After a particularly busy OSS event a non-programmer friend of mine asked me, why is it that the Linux people seem to be so needy for everyone to make the same choices they make? trying to answer that question changed my perspective on the entire community. And here we are, after all these years the same question seems to still apply.
Why are we so needy for ALL users and use-cases to be Linux-based and Linux-centric once we make that choice ourselves? What is it about Linux? the BSD people seem to not suffer from this and I've never heard anyone advocate for migration to OSX in spite of it being superior for specific usecases (like music production).
IMO if you're a creator, operating systems are tools; use the tool that fits the task.
When you (try to) use libre software, the problems you run into tend not to be related to insufficient engineering, but more societal and economic, where they would be less likely to appear if there were more people in your cohort.
Examples:
- An important document is sent to me in a proprietary format
- A streaming service uses a DRM service owned by a tech giant that refuses to let it work with open source projects
- A video game developer thinks making games work on Linux isn't worth getting rid of rootkit anticheat
The downside is Windows users would have to live in a world without subscription-based office suites, locked down media, and letting the CCP into your ring 0.
It’s bad for society for the desktop OS market to be a proprietary monopoly. It basically allows Microsoft to extract rent from the public defender.
I do understand the evangelism being obnoxious. I don’t advocate for people to switch if they have key use cases that ONLY windows or OS X can meet. Certainly not good to be pushy. But otherwise, people are really getting a better experience by switching to Linux.
Because there are people who care about Free software from a philosophical standpoint on how societies should function and interact.
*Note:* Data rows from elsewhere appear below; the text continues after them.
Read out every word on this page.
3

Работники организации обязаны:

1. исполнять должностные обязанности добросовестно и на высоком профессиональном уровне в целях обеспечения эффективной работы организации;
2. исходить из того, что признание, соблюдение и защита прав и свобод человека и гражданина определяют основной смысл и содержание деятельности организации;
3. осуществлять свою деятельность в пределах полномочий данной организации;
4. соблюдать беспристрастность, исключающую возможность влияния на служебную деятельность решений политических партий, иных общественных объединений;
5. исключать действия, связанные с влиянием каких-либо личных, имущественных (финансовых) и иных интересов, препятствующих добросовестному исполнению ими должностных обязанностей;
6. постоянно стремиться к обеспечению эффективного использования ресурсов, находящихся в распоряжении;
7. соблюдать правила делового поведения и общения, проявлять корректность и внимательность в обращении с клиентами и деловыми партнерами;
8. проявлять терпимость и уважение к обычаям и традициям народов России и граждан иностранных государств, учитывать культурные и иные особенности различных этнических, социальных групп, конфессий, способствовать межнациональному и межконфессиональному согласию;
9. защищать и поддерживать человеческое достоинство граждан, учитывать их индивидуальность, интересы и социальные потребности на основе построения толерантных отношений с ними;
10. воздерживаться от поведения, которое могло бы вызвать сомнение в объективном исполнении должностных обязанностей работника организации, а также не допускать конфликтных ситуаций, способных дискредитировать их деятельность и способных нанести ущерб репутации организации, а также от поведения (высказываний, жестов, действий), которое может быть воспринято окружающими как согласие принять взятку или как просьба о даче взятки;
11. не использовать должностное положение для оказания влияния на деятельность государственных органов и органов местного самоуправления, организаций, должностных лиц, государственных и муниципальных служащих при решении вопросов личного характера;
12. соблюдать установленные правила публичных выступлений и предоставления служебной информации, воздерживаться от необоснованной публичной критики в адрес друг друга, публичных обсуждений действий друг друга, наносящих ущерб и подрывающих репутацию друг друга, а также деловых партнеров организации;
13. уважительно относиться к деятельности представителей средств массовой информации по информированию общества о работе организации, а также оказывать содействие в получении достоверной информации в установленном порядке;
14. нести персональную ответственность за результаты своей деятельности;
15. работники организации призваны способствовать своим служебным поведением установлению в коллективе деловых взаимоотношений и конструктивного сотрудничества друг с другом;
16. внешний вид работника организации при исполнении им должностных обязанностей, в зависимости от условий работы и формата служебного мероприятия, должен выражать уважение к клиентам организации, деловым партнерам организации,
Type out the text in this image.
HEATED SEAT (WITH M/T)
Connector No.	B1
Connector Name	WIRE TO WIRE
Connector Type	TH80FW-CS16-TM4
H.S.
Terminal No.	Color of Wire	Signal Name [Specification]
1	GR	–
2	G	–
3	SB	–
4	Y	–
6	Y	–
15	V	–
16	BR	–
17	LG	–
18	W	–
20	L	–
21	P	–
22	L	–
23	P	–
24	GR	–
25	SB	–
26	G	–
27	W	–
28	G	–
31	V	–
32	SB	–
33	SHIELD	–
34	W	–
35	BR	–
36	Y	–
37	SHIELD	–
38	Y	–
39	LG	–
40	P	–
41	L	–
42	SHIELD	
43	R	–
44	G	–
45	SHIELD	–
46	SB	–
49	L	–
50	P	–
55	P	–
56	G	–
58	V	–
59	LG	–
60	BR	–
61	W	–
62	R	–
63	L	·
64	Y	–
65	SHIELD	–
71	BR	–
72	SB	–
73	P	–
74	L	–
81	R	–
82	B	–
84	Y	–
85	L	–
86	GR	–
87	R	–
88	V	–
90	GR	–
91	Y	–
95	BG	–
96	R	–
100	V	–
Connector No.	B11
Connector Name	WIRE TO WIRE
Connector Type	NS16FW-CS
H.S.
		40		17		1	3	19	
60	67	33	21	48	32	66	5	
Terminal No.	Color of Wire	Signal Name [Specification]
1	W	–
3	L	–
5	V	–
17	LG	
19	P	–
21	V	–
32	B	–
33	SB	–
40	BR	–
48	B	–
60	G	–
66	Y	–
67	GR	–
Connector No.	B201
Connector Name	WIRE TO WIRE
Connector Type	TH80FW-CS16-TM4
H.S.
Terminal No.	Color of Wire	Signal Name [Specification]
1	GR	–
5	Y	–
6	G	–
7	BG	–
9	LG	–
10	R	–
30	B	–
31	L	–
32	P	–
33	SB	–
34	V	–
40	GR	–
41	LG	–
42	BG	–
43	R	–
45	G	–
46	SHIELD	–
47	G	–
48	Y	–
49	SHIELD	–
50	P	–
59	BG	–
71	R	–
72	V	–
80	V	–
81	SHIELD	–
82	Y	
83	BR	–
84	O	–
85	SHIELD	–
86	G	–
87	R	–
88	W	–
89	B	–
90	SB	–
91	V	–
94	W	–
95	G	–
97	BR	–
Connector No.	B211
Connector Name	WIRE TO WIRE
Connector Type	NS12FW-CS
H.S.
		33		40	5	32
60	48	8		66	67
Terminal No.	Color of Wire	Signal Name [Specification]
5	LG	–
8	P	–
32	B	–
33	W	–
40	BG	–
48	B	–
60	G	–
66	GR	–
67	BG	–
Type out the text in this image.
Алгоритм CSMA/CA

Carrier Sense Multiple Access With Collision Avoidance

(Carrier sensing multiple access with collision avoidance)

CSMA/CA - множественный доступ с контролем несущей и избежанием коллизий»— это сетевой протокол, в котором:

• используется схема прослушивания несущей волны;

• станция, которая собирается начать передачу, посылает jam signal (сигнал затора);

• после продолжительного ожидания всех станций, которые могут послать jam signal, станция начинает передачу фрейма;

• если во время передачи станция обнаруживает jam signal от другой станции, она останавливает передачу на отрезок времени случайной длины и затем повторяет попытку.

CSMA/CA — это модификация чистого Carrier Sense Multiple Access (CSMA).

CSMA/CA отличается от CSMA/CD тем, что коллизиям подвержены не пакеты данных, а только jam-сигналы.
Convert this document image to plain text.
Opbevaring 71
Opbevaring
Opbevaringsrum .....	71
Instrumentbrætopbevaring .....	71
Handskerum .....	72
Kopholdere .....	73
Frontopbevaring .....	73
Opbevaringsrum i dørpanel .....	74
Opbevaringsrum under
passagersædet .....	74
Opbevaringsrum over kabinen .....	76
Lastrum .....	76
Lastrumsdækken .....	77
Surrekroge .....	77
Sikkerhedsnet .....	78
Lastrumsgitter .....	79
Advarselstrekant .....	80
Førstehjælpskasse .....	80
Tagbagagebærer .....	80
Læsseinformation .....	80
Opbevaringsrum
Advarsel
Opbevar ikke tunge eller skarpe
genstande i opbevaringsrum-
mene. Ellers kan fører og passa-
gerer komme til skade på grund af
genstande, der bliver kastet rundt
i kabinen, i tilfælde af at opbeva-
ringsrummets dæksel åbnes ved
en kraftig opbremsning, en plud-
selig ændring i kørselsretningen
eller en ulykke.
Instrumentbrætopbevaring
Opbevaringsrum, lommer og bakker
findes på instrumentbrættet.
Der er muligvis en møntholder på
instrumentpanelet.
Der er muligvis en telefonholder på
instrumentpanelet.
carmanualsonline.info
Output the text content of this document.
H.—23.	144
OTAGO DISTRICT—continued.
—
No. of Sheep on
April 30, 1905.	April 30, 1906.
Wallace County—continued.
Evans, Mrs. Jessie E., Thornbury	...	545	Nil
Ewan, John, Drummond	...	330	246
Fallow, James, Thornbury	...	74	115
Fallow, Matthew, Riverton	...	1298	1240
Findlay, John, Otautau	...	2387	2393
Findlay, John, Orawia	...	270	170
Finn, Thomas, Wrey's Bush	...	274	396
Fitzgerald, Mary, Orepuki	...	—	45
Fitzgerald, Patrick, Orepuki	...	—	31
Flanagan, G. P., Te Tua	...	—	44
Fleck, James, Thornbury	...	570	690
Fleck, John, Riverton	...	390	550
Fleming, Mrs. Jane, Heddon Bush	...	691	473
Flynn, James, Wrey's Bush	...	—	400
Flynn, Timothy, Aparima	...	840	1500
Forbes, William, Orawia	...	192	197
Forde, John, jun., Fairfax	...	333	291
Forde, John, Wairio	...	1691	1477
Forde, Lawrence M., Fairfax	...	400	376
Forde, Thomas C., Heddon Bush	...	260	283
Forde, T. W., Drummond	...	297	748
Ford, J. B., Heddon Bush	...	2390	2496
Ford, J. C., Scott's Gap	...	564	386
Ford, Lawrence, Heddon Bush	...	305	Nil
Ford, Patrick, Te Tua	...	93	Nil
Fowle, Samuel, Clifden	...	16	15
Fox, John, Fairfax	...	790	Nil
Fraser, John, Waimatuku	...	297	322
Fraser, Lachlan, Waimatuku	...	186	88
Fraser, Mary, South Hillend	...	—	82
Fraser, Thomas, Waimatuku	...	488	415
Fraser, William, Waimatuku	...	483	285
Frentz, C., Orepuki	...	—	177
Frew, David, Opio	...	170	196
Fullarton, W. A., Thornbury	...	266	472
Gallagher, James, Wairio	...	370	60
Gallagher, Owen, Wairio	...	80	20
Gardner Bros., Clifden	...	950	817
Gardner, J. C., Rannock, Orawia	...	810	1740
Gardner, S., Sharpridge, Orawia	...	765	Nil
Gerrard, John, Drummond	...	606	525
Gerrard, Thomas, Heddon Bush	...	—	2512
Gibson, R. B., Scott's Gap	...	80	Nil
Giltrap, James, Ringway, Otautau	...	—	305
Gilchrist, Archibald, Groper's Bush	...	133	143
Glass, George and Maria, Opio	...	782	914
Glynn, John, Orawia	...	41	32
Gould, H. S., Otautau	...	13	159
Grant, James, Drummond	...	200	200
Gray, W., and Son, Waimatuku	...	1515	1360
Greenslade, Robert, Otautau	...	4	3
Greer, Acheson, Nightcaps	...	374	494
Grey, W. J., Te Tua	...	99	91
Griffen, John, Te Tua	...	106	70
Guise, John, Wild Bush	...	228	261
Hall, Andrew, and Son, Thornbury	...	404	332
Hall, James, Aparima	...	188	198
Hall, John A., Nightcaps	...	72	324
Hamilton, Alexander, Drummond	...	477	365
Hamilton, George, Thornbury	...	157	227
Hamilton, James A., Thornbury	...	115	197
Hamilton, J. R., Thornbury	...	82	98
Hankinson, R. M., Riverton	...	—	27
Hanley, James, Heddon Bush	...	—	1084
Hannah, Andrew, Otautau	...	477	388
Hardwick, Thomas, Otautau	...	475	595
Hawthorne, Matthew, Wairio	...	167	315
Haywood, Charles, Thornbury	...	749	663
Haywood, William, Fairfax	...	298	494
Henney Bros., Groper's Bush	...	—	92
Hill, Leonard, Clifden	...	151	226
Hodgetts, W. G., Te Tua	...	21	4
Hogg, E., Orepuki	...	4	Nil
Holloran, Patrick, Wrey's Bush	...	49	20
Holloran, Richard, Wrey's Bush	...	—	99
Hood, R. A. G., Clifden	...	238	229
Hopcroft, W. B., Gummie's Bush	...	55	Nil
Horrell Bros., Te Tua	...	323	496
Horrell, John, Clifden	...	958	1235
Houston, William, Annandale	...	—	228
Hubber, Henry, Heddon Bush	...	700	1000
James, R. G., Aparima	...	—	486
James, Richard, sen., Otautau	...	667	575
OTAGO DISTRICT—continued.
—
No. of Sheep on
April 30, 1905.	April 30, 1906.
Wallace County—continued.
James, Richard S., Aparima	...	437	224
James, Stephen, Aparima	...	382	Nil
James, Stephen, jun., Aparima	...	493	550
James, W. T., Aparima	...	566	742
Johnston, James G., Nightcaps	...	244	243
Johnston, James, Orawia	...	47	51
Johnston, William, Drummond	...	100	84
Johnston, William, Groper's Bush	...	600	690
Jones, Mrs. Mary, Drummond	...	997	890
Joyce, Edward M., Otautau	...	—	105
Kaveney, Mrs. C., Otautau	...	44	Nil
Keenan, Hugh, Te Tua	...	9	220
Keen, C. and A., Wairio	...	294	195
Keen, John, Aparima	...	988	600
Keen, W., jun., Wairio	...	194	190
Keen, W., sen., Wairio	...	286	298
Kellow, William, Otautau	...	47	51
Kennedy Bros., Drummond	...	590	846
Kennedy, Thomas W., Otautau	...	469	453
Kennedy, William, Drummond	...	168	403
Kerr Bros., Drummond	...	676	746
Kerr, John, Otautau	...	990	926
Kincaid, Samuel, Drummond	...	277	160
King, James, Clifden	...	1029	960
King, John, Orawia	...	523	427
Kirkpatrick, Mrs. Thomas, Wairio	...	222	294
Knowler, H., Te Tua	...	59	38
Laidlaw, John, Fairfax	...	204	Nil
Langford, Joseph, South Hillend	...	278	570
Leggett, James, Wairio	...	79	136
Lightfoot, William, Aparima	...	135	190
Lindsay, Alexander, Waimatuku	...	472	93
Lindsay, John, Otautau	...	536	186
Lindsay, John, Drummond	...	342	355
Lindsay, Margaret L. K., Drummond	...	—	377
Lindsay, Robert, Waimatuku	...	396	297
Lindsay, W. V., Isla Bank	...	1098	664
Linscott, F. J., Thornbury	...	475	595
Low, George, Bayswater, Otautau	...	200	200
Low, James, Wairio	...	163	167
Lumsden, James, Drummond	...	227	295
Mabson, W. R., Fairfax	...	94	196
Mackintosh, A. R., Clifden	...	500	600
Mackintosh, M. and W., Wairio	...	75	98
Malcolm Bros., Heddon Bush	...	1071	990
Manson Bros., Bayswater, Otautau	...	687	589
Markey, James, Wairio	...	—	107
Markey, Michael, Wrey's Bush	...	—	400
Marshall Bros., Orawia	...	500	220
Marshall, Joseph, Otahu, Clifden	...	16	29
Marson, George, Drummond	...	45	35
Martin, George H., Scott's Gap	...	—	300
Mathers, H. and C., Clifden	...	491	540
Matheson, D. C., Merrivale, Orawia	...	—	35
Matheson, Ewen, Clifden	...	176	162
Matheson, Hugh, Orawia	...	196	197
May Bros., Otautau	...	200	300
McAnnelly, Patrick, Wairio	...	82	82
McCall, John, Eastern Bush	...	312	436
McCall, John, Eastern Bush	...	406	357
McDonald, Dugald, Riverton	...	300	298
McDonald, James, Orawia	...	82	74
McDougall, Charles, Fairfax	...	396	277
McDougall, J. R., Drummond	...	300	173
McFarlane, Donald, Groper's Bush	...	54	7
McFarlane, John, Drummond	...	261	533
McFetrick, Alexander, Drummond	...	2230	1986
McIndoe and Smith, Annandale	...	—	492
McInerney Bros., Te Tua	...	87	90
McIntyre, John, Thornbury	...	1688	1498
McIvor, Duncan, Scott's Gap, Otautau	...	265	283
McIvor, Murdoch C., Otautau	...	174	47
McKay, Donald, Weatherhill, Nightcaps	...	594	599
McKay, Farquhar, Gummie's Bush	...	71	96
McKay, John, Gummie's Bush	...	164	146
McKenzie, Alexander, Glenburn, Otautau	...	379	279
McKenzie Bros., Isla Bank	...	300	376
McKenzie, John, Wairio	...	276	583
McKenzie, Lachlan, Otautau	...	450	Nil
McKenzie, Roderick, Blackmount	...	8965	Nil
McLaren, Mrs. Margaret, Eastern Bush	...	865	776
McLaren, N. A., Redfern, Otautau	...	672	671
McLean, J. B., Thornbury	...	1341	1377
The community aspect of free software both pushes for more people to participate (and often for other groups to be excluded as "wrong" or "evil").
But that community only offers secondary benefits to those who are authors or painters or photographers rather than software developers - economic factors, risk aversion, functionality, and so on. The FLOSS communities are almost invariably driven toward hobbyists and developers rather than authors, artists, gamers, and the like - people whose interest lies outside of tinkering with and/or improving software.
The BSDs were never really a movement in that sense, and macOS is still just a product even if there are enthusiastic users of them both.
Similarly on the Linux side: Android, Steam Deck, and countless IoT devices are examples of successful products where the Linux aspect of them is not really even advertised.
> Why are we so needy for ALL users and use-cases to be Linux-based and Linux-centric once we make that choice ourselves? What is it about Linux?
Software freedom is A Good Thing.
And if you want my help, don't ask me to support the garbage that $OSCORP is foisting on you.
Because we want the best for other people.
> why is it that the Linux people seem to be so needy for everyone to make the same choices they make?
This is the sort of question an apolitical person would ask a liberal (I am aware liberalism had been tainted in the recent times), like why is it you people are so needy and constantly preaching about democracy?